Inmate's surgery not for sex-change
  
 02.12.04   Herald
  
 An operation performed on career criminal Joanne
 Martin while an inmate of
 Rimutaka Prison was not a gender reassignment
 procedure, the Corrections
 Department said yesterday.

 The publicly funded surgery on Martin, a 35-year-old
 with 157 convictions
 spanning 20 years, was performed in August at
 Wellington Hospital and cost
 more than $2200.

 She was escorted from Upper Hutt's Rimutaka Prison
 by prison staff and
 underwent a bilateral orchidectomy - the removal of
 the testicles.

 However, the Corrections Department had been advised
 that Martin's operation
 was not part of a gender reassignment procedure,
 public prisons general
 manager Phil McCarthy said. "The operation that
 Joanne underwent can be done
 ... for a number of different reasons and not
 necessarily as part of a
 series of operations that represent gender
 reassignment," he told
 Parliament's law and order committee.

 Corrections Department policy was to provide
 services that any member of the
 public would be entitled to. "If a doctor, a
 surgeon, a hospital says an
 inmate is required for an appointment at this time
 and this place, then it's
 our responsibility to get them there."

 The only exception to the policy was that a
 sentenced inmate was not to be
 released for gender reassignment operations, Mr
 McCarthy said. "In my
 understanding, in this case, our policies were
 complied with."

 Department health officers had liaised with the
 hospital and were aware of
 Martin's background and the reason for the
 operation. "They had formed on
 the basis of that information, and I think
 correctly, the view that the
 operation was permissible."

 There was a number of other reasons the operation
 could be conducted,
 including to mitigate natural hormones and drug
 side-effects, and cancer, Mr
 McCarthy said.

 The decision was made by a specialist and the
 department didn't "second
 guess medical judgments".

 "It's all a fundamental human rights issue."

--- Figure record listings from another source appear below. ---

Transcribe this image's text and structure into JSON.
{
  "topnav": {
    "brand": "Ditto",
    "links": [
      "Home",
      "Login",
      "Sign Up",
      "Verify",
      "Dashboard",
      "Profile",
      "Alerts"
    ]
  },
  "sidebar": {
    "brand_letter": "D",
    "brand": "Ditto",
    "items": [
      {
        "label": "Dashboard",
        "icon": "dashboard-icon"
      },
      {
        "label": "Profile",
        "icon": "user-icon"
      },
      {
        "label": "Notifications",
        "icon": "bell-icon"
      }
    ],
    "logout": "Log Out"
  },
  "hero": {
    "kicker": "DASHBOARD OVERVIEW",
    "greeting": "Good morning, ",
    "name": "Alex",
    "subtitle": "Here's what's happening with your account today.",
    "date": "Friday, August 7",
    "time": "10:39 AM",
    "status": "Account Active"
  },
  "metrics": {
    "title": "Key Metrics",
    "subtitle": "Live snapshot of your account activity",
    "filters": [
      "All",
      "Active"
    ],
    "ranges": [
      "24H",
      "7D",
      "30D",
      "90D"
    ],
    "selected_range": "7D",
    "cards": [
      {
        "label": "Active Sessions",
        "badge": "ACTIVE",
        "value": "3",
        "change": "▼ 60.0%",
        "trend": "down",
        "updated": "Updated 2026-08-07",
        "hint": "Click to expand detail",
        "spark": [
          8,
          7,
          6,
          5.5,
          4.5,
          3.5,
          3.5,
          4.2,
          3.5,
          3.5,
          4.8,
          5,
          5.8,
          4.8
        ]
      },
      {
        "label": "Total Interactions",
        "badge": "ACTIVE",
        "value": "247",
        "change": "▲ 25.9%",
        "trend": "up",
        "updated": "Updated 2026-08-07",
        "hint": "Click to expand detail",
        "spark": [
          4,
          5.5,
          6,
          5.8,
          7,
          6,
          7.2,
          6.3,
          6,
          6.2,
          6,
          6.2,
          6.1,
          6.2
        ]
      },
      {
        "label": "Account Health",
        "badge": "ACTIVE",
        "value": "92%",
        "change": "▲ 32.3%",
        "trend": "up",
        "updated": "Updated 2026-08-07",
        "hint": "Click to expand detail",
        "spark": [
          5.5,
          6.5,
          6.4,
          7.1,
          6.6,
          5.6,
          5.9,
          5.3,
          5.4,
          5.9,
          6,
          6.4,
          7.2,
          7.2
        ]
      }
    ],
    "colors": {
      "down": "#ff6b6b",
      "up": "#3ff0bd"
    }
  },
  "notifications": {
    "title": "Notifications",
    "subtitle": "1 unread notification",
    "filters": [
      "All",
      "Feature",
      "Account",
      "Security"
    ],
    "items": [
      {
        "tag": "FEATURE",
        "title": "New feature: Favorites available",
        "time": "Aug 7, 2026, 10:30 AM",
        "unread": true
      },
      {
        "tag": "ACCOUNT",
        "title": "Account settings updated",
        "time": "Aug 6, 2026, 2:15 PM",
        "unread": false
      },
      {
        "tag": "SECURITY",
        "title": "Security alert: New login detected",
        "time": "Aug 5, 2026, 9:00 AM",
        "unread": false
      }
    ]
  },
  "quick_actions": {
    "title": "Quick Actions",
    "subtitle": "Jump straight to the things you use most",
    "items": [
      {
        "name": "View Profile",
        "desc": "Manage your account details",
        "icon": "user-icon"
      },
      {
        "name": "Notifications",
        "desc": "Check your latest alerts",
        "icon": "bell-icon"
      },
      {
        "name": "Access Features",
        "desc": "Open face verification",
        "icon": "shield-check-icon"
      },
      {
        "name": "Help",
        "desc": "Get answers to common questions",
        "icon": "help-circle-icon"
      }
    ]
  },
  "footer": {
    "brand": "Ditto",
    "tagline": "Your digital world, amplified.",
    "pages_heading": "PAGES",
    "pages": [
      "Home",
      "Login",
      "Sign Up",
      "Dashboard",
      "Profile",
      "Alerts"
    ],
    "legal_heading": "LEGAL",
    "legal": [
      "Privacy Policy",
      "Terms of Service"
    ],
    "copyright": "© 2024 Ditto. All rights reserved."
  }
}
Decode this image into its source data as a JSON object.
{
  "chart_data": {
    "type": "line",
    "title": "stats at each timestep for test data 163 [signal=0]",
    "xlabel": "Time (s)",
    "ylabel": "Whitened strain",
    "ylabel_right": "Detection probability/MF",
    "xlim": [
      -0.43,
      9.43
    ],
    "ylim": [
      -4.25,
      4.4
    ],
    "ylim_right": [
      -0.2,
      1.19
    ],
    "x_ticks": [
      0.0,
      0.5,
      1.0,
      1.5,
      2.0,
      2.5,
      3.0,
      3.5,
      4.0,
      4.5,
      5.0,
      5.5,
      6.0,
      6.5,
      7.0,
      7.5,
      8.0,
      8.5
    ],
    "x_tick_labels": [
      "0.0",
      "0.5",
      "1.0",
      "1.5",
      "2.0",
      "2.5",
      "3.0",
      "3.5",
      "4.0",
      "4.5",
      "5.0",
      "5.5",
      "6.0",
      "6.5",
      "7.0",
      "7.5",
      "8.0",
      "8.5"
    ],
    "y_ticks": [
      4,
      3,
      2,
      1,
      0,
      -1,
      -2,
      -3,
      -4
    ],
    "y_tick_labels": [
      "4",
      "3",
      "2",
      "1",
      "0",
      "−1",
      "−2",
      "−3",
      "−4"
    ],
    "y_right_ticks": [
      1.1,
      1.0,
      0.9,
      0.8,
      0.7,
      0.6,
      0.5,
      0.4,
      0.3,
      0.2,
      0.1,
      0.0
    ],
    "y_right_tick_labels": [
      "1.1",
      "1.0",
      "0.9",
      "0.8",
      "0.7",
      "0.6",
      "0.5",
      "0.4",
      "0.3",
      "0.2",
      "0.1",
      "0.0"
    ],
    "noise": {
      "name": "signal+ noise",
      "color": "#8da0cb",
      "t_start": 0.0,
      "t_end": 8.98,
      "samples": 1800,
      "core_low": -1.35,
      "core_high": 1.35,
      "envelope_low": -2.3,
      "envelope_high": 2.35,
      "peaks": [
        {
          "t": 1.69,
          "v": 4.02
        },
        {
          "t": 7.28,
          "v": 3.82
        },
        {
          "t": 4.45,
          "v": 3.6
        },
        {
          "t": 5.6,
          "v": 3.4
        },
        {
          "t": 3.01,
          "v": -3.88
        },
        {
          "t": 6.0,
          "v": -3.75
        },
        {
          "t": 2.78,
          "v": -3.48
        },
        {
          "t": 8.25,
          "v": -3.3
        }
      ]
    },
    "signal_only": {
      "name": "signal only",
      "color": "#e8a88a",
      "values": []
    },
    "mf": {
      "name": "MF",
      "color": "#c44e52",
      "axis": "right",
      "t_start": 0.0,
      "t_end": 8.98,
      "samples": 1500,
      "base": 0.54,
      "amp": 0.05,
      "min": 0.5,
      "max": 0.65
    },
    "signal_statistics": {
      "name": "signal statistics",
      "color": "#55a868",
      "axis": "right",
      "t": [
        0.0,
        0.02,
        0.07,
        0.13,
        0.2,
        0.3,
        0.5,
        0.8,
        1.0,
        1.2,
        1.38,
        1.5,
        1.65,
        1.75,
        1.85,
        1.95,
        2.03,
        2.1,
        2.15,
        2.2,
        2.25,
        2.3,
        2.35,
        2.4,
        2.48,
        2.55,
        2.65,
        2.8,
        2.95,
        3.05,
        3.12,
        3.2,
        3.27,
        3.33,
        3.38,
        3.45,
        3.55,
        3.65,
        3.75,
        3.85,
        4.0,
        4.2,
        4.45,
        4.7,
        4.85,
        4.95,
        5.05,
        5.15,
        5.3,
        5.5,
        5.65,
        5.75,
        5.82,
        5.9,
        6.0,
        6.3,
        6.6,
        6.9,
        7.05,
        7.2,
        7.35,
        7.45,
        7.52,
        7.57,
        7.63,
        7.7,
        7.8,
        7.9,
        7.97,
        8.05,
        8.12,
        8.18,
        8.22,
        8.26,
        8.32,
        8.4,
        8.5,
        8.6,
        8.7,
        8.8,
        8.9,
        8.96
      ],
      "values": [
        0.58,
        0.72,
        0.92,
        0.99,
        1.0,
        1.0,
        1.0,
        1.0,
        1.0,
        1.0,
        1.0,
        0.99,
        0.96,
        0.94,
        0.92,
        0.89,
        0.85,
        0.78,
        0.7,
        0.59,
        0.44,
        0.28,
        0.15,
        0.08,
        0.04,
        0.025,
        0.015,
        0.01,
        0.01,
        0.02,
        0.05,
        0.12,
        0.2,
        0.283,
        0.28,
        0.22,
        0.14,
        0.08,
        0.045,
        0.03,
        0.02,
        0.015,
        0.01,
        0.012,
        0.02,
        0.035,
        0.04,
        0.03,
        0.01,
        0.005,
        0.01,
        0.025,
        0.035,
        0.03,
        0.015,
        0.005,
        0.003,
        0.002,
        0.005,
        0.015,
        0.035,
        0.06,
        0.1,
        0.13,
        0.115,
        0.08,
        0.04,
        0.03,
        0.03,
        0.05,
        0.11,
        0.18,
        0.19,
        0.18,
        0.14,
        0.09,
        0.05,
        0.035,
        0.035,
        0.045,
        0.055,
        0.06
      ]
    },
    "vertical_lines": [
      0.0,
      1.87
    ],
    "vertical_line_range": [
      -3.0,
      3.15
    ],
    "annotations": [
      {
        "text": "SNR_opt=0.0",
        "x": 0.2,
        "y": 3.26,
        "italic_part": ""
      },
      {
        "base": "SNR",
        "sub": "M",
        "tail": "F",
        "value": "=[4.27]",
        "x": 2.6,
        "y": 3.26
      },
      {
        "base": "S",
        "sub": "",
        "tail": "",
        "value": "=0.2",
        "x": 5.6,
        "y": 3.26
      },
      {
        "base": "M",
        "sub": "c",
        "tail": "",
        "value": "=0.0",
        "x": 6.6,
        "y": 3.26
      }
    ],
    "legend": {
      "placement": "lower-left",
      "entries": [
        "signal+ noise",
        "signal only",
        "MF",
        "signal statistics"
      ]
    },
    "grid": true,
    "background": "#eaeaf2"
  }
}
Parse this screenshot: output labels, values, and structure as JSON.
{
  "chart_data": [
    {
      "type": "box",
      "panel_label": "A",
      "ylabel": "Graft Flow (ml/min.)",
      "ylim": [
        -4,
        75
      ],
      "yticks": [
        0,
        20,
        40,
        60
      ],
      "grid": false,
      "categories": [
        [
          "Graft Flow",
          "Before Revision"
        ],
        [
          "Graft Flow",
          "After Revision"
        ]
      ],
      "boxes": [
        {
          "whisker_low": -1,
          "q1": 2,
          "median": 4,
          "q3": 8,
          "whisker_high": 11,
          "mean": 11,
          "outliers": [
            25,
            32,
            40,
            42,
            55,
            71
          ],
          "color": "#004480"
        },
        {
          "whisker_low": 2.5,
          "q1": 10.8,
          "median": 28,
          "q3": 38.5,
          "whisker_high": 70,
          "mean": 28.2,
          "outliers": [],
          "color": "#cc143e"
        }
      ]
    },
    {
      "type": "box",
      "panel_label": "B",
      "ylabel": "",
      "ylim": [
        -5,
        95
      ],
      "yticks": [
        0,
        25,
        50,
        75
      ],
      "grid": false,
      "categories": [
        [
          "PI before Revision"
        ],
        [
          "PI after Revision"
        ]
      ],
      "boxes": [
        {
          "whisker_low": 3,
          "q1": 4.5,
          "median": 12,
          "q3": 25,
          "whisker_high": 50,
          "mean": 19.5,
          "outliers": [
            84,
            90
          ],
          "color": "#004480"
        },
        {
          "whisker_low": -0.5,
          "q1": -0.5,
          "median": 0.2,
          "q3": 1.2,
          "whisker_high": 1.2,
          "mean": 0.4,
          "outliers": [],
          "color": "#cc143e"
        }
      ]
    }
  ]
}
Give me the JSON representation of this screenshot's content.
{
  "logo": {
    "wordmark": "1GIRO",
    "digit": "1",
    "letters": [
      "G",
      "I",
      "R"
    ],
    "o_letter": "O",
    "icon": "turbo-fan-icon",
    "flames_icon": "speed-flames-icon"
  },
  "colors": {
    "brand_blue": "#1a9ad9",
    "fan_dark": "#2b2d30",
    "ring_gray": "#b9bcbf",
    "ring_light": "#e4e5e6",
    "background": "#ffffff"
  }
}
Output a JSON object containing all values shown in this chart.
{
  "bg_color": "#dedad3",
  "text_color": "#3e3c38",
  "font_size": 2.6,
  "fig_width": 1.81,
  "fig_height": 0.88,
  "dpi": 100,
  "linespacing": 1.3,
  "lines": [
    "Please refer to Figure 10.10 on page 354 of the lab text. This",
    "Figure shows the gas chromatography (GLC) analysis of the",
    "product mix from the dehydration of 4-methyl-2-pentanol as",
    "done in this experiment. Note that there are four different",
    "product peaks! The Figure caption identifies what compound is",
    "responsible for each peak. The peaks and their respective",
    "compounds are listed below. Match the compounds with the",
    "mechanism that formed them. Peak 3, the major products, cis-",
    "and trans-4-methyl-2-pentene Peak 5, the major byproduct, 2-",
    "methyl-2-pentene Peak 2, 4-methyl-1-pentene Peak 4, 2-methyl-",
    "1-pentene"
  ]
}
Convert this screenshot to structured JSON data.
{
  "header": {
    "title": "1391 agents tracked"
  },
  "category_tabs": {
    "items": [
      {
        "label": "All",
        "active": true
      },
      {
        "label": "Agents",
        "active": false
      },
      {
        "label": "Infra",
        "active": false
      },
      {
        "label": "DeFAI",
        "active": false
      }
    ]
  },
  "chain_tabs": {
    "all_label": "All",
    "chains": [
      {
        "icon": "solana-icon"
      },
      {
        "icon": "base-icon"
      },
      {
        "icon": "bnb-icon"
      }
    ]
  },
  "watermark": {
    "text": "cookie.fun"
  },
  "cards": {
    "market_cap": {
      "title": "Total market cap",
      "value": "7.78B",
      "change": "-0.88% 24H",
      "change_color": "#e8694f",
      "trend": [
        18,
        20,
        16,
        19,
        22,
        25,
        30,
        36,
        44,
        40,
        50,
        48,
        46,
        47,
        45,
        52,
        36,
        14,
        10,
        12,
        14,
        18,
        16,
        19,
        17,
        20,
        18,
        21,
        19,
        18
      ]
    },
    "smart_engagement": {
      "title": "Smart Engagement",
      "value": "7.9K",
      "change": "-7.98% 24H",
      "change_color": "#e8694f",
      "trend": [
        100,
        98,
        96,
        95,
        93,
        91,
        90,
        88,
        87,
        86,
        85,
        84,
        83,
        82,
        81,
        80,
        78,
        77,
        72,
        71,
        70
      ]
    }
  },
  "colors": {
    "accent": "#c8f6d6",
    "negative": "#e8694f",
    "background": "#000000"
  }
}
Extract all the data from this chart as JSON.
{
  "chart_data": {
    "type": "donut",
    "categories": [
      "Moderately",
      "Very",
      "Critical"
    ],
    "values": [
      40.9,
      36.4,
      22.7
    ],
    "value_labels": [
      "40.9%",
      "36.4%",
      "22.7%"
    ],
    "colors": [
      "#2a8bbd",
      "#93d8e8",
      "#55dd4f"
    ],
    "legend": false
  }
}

 Martin has 87 burglary convictions.

 In 1988 she stabbed a security guard who confronted
 her with a screwdriver,
 leaving him for dead.

 Since 2000 she has been freed twice, and both times
 has reoffended within
 days.

 She appeared for sentencing in the Wellington
 District Court last month on
 three burglary charges for which she was given a
 four-month reprieve,
 sentencing being put off until March next year.